Flash Fiction Cicih M. Rubii: Arafahku Esok

Pemahaman dan iman terhadap takdir tidak lantas membuat manusia pasrah tanpa upaya

Treeeet…!

Klakson sepeda menyadarkan Lupi dari lamunannya. Refleks menepi dan menghentikan langkah.

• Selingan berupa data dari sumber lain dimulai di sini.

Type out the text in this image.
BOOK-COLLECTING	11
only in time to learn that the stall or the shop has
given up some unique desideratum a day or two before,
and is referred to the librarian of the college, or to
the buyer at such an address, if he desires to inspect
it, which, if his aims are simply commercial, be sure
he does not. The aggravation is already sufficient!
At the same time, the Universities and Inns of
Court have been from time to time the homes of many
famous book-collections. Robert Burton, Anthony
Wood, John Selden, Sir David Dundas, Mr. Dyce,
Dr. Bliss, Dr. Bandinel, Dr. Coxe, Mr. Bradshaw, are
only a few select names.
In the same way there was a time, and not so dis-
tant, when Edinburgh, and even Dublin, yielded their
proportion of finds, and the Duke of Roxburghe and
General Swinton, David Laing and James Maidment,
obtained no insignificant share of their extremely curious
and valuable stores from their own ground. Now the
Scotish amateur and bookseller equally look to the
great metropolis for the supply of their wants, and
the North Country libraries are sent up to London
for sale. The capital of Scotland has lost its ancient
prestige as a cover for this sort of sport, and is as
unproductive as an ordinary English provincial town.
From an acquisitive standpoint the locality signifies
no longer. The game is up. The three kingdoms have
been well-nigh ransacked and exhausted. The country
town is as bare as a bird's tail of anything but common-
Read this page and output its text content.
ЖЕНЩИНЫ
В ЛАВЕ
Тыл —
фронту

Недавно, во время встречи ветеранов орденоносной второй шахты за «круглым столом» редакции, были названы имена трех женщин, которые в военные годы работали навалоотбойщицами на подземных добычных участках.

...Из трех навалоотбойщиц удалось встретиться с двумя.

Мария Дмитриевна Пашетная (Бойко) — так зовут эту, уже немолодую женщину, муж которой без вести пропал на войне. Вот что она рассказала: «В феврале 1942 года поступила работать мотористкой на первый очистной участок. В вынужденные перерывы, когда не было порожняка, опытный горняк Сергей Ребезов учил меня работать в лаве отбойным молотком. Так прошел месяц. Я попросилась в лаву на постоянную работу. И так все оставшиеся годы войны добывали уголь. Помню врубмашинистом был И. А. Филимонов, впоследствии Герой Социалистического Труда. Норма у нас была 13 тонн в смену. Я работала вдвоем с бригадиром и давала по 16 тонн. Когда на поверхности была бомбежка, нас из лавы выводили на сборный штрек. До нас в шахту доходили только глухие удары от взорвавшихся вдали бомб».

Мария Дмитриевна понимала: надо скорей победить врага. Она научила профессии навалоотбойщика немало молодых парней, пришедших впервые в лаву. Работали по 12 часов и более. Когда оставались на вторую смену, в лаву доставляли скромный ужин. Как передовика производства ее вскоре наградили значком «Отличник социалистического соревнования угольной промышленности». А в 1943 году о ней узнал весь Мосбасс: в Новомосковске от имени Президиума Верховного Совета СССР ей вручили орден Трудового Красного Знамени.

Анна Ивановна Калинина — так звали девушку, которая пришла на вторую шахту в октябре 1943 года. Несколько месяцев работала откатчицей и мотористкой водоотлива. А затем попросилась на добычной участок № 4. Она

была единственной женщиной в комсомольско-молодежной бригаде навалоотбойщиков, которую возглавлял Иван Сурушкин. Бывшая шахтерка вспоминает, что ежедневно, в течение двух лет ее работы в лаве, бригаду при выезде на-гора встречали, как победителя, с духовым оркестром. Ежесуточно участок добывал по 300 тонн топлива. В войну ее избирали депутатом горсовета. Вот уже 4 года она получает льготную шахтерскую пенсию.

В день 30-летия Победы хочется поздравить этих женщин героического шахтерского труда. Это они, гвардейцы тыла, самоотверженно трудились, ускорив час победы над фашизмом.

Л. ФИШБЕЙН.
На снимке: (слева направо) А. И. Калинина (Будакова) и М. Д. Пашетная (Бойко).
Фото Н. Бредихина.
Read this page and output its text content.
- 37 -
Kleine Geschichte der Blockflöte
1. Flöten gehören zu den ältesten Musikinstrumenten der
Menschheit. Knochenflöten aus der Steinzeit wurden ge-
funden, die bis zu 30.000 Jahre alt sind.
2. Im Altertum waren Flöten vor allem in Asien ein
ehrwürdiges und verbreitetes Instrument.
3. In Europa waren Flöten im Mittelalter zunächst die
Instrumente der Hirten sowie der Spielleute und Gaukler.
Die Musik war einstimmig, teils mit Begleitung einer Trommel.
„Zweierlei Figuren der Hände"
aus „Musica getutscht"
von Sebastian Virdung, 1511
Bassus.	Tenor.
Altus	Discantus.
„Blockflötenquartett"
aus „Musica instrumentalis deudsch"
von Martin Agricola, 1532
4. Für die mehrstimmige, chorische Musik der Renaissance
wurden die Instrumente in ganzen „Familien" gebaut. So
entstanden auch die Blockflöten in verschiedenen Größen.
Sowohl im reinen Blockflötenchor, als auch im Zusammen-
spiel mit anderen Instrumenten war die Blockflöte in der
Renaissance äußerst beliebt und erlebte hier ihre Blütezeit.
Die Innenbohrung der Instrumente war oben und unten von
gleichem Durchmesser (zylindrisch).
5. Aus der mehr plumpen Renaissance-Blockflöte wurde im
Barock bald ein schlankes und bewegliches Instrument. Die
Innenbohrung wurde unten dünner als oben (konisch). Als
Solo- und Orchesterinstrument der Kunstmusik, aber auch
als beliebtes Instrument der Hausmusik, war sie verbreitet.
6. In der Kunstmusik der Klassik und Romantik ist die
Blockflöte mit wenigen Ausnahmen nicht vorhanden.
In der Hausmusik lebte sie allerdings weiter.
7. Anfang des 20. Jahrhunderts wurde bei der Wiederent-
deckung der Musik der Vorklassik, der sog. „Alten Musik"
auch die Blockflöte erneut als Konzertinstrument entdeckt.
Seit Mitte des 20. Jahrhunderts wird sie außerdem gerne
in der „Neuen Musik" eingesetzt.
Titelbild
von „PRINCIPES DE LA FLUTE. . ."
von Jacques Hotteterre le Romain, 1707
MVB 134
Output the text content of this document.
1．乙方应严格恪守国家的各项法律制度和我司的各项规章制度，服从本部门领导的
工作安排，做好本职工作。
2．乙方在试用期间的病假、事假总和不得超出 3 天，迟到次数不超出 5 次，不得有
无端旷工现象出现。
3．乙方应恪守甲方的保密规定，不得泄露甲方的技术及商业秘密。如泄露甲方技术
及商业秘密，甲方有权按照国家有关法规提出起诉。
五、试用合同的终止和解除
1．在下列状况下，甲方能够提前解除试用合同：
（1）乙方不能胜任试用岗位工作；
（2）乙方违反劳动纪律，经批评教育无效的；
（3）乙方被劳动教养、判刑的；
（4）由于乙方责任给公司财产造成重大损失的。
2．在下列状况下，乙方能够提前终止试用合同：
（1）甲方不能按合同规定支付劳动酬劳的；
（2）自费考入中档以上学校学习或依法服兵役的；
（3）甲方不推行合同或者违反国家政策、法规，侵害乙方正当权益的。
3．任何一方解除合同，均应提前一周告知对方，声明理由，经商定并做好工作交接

“Jangan ngelamun di tengah jalan, Mbak!”

Ditatapnya punggung pesepeda tadi. Semakin menjauh dan hilang di kelokan jalan.

Kembali di dunia nyata, Lupi merasakan sinar matahari pagi yang semakin tinggi. Hangat.


“Lupi, cepetan dandannya. Nanti tak kebagian shof di lapangan!” teriak ibu dari arah dapur.

“Ya, Buu…! Sebentar lagi nyari mukena,” jawab Lupi dari dalam kamar. 

“Yuk, berangkat. Kalau kesiangan bisa jadi salat Iednya udahan,” ajak Ayah tak sabar.

Lupi segera keluar dari kamar. Mukena putih berbunga pink sudah dikenakan dengan manis. Sajadah warna merah dalam genggaman.

“Allahu akbar… Allahu akbar… Allahu Akbar…!”

Gema takbir menghentak, menggetarkan hati Lupi. Membawa kesadaran pada rasa syukur yang tak terbilang. Matanya kini berkaca-kaca. 

“Akhirnya, ya Allah…! Akhirnya kami kembali berkumpul kembali dalam lautan manusia,” lirih hati Lupi penuh rasa syukur. 

Lapangan yang luas memutih oleh mukena dan koko putih. Jemaah duduk dalam barisan yang teratur. Gema takbir dipanjatkan dari setiap lisan, gemuruh memenuhi langit di alun-alun kota.

Lupi menggelar sajadah, di atas hamparan rumput yang tebal. Segera duduk dan merapatkan diri dalam barisan. Kaki-kaki mereka saling bersentuhan. Senyum ramah terukir dari setiap wajah yang cerah. 

“Sudah lama ya, kita rindukan keadaan ini,” ucap seorang ibu yang duduk di sebelah Lupi, seolah membaca apa yang ada di pikirannya.

Lupi tersenyum sambil mengangguk sopan.  “Iya, Bude!’ jawabnya singkat. 

Udara pagi yang syahdu. Lupi menghirup kesegarannya dengan penuh perasaan. Dipejamkan matanya, dan menikmati setiap helaan napas pergantian oksigen dan karbon dioksida yang rumit tapi teratur.

Fabiayyi alaai robbika tukadzibaan, lalu nikmat Tuhan yang mana lagi yang kamu dustakan?

Salat Ied penuh khidmat telah didirikan. Setiap jamaah menikmati ibadah sunnah dengan hati sumringah. 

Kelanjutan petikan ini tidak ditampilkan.